The Man Of The Night

Too often have I met you
In this dark ally I find
The ghosts of the little girl I left behind
You greet me with a flash of pearly whites
You take this trembling hand of mine

They say light will guide you home
The only thing guiding me is the man of the night
The light looks great, but I know it’s my fate
To follow the man of the night

As we move about, I see others watching me
Piercing my soul with their gaze
The same ones who would have a hard time with me if I said I was gay 
This time they love me and don’t want me to leave
I feel a tug on my arm, it’s time to move away from their please.

They say light will guide you home
The only thing guiding me is the man of the night
The light looks great, but I know it’s my fate
To follow the man of the night

I see our destination is almost in sight
I see a footstool next to the rope on a tree
He pushes me forward
A reminder that this is the only way
I can finally be free from the demons that are haunting me

They say light will guide you home
The only thing guiding me is the man of the night
The light looks great, but I know it’s my fate
To follow the man of the night

I step on the stool
I look straight in his eyes
The rope around my neck had been tied
I take one last breath before I say my goodbyes
When I look down, I see something I recognize

Those demons of hell, they were waiting for me.
The same ones that tormented my being
I looked up in fear as I realized the man was never my friend.

They say light will guide you home
The only thing guiding me is the man of the night
The light looks great, but I know it’s my fate
To follow the man of the night
But it was never my fate, it was never my call
I won’t follow that man.

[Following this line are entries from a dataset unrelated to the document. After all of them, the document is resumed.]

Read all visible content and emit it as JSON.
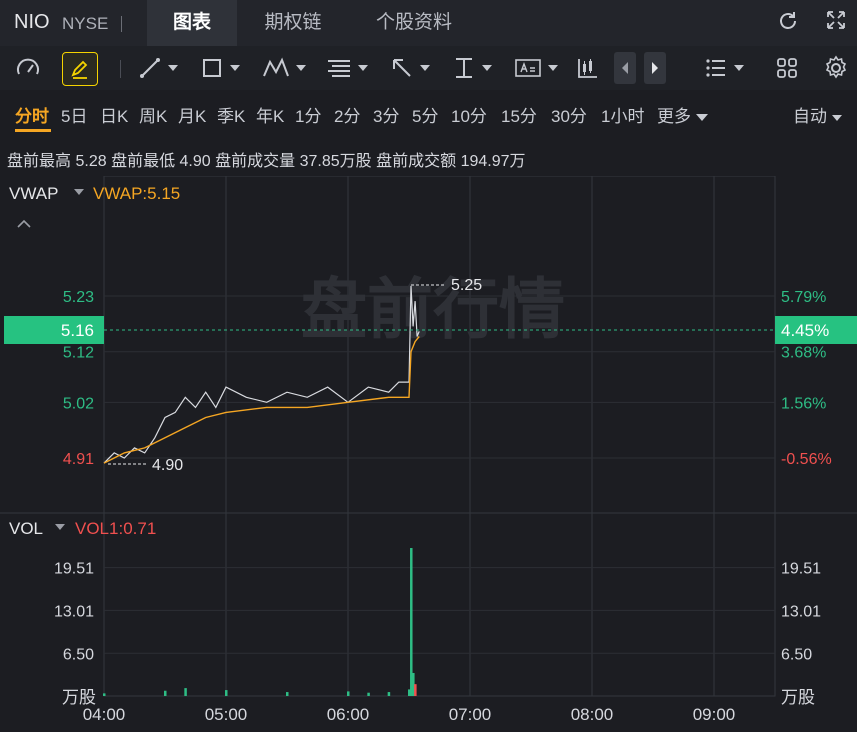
{
  "header": {
    "ticker": "NIO",
    "exchange": "NYSE",
    "tabs": [
      {
        "label": "图表",
        "active": true
      },
      {
        "label": "期权链",
        "active": false
      },
      {
        "label": "个股资料",
        "active": false
      }
    ]
  },
  "toolbar": {
    "icons": [
      "speedometer-icon",
      "pencil-icon",
      "line-tool-icon",
      "rectangle-tool-icon",
      "pattern-tool-icon",
      "fib-tool-icon",
      "arrow-tool-icon",
      "text-tool-icon",
      "text-label-icon",
      "candles-icon",
      "prev-icon",
      "next-icon",
      "list-icon",
      "grid-icon",
      "settings-icon"
    ],
    "accent": "#f5d400"
  },
  "periods": {
    "items": [
      "分时",
      "5日",
      "日K",
      "周K",
      "月K",
      "季K",
      "年K",
      "1分",
      "2分",
      "3分",
      "5分",
      "10分",
      "15分",
      "30分",
      "1小时",
      "更多"
    ],
    "active": "分时",
    "auto_label": "自动"
  },
  "info": {
    "high_label": "盘前最高",
    "high_value": "5.28",
    "low_label": "盘前最低",
    "low_value": "4.90",
    "vol_label": "盘前成交量",
    "vol_value": "37.85万股",
    "amt_label": "盘前成交额",
    "amt_value": "194.97万"
  },
  "main_chart": {
    "indicator": "VWAP",
    "indicator_value": "VWAP:5.15",
    "watermark": "盘前行情",
    "current_price": "5.16",
    "current_pct": "4.45%",
    "y_ticks": [
      {
        "price": "5.23",
        "pct": "5.79%",
        "value": 5.23,
        "color": "#2ebd85"
      },
      {
        "price": "5.12",
        "pct": "3.68%",
        "value": 5.12,
        "color": "#2ebd85"
      },
      {
        "price": "5.02",
        "pct": "1.56%",
        "value": 5.02,
        "color": "#2ebd85"
      },
      {
        "price": "4.91",
        "pct": "-0.56%",
        "value": 4.91,
        "color": "#f0504f"
      }
    ],
    "high_marker": "5.25",
    "low_marker": "4.90"
  },
  "vol_chart": {
    "indicator": "VOL",
    "indicator_value": "VOL1:0.71",
    "y_ticks": [
      "19.51",
      "13.01",
      "6.50"
    ],
    "unit": "万股"
  },
  "x_ticks": [
    "04:00",
    "05:00",
    "06:00",
    "07:00",
    "08:00",
    "09:00"
  ],
  "colors": {
    "up": "#2ebd85",
    "down": "#f0504f",
    "price_line": "#d9dbe0",
    "vwap_line": "#f5a623",
    "current_bg": "#26c281"
  },
  "chart_data": {
    "type": "line",
    "series": [
      {
        "name": "VWAP",
        "x": [
          "04:00",
          "04:05",
          "04:10",
          "04:20",
          "04:30",
          "04:40",
          "04:50",
          "05:00",
          "05:20",
          "05:40",
          "06:00",
          "06:20",
          "06:30",
          "06:31",
          "06:33",
          "06:35"
        ],
        "values": [
          4.9,
          4.91,
          4.92,
          4.93,
          4.95,
          4.97,
          4.99,
          5.0,
          5.01,
          5.01,
          5.02,
          5.03,
          5.03,
          5.12,
          5.14,
          5.15
        ]
      }
    ],
    "price_x": [
      "04:00",
      "04:05",
      "04:10",
      "04:15",
      "04:20",
      "04:25",
      "04:30",
      "04:35",
      "04:40",
      "04:45",
      "04:50",
      "04:55",
      "05:00",
      "05:10",
      "05:20",
      "05:30",
      "05:40",
      "05:50",
      "06:00",
      "06:10",
      "06:20",
      "06:25",
      "06:30",
      "06:31",
      "06:32",
      "06:33",
      "06:34",
      "06:35"
    ],
    "price_values": [
      4.9,
      4.92,
      4.91,
      4.93,
      4.92,
      4.95,
      4.99,
      5.0,
      5.03,
      5.01,
      5.04,
      5.01,
      5.05,
      5.03,
      5.02,
      5.04,
      5.03,
      5.05,
      5.02,
      5.05,
      5.04,
      5.06,
      5.06,
      5.25,
      5.17,
      5.22,
      5.15,
      5.16
    ],
    "volume_x": [
      "04:00",
      "04:30",
      "04:40",
      "05:00",
      "05:30",
      "06:00",
      "06:10",
      "06:20",
      "06:30",
      "06:31",
      "06:32",
      "06:33"
    ],
    "volume_values": [
      0.4,
      0.8,
      1.2,
      0.9,
      0.6,
      0.7,
      0.5,
      0.6,
      1.0,
      22.5,
      3.5,
      1.8
    ],
    "ylim": [
      4.86,
      5.3
    ],
    "volume_ylim": [
      0,
      26
    ],
    "xlim": [
      "04:00",
      "09:30"
    ],
    "grid": true
  }
}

I will conquer them all.

Dying Drugs

Are these prayers just verses filled with empty words? Can you hear me play these meaningless chords? How can I love someone with eyes glazed over.  It’s been a long time since I’ve seen him sober.  A torchered soul bound and numb.  Lord, give him grace, even just a crumb.  Heroin stole his heart and mind.  Please bring him back, he will be just fine.

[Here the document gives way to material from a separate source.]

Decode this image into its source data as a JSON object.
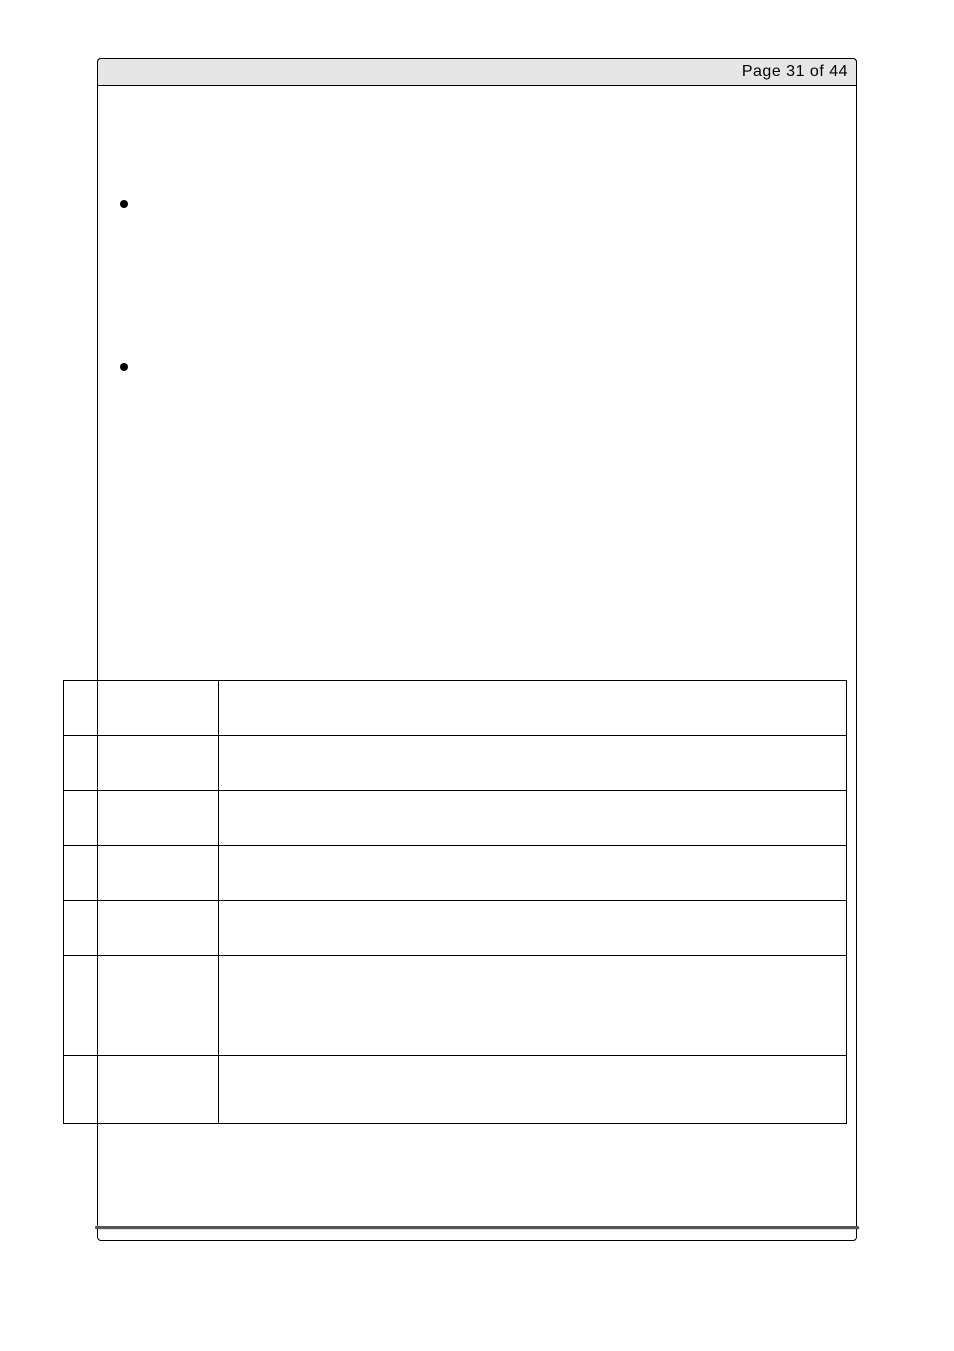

Are these prayers just verses filled with empty words? Can you hear me play these meaningless chords?  I was just 15 when I saw him go.  It was a boy I loved, one I no longer know.  Why are you letting this happen again?  It can’t be just a matter of when.  He’s not what he does.  I’ll promise you this. Drugs don’t make his life bliss.

Are these prayers just verses filled with empty words? Can you hear me play these meaningless chords?  With one more cry and one more plea; I’ll ask you Lord, to insead take me.  He has so much life to live.  All I have is life to give.  I know that prayer doesn’t work this way.  But Lord, let him live, just one more day.  This is my heart this is my cry.  Please Lord, don’t let him die.

Are these prayers just verses filled with empty words? Can you hear me play these meaningless chords?